Last meals for death row prisoners aren’t the only meals being cut in Texas prisons. In October 2011, 36 TDCJ facilities stopped serving lunch on weekends. Instead, “brunch is served between 5 a.m. and 7 a.m. and dinner is served be-tween 4 p.m. and 6:30 p.m.” The only exceptions are for prisoners on work details.
Prison officials justified the change as a necessary component of efforts to reduce prison food expenditures by $2.8 million, to help close a large state budget gap. Other changes, which affect all Texas prisoners, include the replacement of carton milk with powdered milk and the replacement of hamburger and hot dog buns with sliced bread. Previous budget cuts had resulted in the elimination of desserts except for one meal a week.
Such meal reductions appear to violate the food-service standards set by the American Correctional Association (ACA), which recommend three meals a day but allow variation for weekend and holiday demands provided the meals still meet basic nutritional guidelines.
“I’ve never read the standard to mean that you can do it every weekend,” said Davidson County, Tennessee Sheriff Daron Hall, who serves as the ACA’s president.
Prisoners’ rights advocates agree that providing only two meals per day falls into a legal gray area.
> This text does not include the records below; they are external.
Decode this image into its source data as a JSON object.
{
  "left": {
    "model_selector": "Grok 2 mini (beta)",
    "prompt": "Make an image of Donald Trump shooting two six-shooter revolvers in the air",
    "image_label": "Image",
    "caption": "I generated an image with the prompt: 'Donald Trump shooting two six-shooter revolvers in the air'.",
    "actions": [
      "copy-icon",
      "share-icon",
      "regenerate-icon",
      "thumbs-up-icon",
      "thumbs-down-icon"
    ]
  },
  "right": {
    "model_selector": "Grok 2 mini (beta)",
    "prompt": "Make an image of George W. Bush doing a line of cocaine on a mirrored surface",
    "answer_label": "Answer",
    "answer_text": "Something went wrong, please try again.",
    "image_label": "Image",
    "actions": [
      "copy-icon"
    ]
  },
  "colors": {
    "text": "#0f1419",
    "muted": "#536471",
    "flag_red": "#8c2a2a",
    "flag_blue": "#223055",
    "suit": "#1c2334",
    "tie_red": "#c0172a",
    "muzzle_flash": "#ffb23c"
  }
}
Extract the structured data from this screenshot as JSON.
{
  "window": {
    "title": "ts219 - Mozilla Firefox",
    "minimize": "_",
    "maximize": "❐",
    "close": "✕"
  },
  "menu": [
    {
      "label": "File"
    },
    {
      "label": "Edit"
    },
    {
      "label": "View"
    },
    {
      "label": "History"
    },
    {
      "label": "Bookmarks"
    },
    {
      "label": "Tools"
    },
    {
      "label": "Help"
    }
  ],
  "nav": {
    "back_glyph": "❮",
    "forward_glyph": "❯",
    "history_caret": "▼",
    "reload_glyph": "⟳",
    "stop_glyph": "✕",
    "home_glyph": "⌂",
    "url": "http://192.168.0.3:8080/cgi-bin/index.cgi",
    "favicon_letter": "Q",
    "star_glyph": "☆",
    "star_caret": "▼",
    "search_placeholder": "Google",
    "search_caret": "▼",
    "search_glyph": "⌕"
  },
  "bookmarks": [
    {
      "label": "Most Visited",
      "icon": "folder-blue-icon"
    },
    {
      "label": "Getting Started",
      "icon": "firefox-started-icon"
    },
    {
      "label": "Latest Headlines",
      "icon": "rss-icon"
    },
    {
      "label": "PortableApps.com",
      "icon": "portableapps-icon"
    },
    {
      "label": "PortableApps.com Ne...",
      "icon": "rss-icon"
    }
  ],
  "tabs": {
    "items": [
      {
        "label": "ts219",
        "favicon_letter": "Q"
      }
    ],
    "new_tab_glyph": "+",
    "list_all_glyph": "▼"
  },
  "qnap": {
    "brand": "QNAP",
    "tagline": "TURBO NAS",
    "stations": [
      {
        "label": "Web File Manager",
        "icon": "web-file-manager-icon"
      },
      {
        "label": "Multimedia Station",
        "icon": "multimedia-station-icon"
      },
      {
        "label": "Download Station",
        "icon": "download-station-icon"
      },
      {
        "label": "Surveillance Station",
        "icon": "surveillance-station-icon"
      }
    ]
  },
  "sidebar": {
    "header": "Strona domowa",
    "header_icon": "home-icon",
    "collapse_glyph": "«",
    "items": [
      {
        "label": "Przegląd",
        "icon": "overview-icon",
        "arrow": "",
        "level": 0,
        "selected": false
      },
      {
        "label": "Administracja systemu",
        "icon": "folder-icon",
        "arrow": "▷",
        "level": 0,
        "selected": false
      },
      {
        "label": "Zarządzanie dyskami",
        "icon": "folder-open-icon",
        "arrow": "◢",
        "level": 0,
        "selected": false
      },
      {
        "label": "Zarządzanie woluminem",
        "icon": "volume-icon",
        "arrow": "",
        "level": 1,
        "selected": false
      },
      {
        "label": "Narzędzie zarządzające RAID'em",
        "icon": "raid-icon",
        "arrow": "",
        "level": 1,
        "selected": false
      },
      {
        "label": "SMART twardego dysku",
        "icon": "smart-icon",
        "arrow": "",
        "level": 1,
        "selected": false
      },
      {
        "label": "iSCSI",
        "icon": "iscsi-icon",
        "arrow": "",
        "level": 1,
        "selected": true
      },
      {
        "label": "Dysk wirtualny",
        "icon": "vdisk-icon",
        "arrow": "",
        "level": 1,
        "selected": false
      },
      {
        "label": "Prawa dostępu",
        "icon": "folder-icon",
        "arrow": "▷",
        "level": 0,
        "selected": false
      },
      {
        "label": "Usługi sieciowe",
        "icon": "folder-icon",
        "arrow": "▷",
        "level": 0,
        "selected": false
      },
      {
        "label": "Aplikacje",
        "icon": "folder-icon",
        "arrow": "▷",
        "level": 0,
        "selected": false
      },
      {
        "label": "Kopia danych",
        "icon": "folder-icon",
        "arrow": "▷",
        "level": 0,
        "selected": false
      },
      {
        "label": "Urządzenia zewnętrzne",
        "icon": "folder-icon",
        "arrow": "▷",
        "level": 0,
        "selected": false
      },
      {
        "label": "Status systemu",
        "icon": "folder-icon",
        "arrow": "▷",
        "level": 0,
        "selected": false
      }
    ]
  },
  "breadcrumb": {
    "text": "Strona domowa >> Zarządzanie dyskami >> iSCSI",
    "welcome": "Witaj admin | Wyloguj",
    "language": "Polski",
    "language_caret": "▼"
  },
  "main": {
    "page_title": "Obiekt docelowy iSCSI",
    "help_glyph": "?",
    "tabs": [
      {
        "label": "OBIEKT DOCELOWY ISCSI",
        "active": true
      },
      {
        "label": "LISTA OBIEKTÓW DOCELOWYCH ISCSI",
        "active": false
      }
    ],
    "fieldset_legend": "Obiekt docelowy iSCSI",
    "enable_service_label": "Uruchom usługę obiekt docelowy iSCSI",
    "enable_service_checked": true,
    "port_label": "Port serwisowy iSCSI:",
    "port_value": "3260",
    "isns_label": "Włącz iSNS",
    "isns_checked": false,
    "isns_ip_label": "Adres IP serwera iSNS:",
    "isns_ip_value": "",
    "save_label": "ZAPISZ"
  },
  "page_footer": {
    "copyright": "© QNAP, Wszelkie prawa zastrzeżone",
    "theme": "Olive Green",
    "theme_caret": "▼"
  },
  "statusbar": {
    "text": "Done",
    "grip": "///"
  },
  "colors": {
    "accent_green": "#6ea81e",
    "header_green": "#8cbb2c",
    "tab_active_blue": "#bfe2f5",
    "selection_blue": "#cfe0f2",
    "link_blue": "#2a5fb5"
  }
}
Texas has a statute mandating that prisoners receive three meals a day, but the law only applies to jails, not state prisons. Plus the ACA standards do not constitute “rights.”
TDCJ officials have argued that prisoners can supplement the weekend meals with snacks purchased from the prison commissary. However, the commissaries sell mostly unhealthy food items such as candy and chips, and the 60% of state prisoners who are indigent have no access to even those less-than-nutritional snacks.
“Going from 7 a.m. to 4 p.m. without an authorized meal is too long,” said Keith Ayoob, director of the nutritional clinic at the Albert Einstein College of Medicine in New York City. “With fewer meals, it’s difficult to get enough nutrients. It’s likely to negatively affect mood in people who are used to having regular meals.”
And a prison system full of hungry prisoners in a bad mood is a recipe for trouble.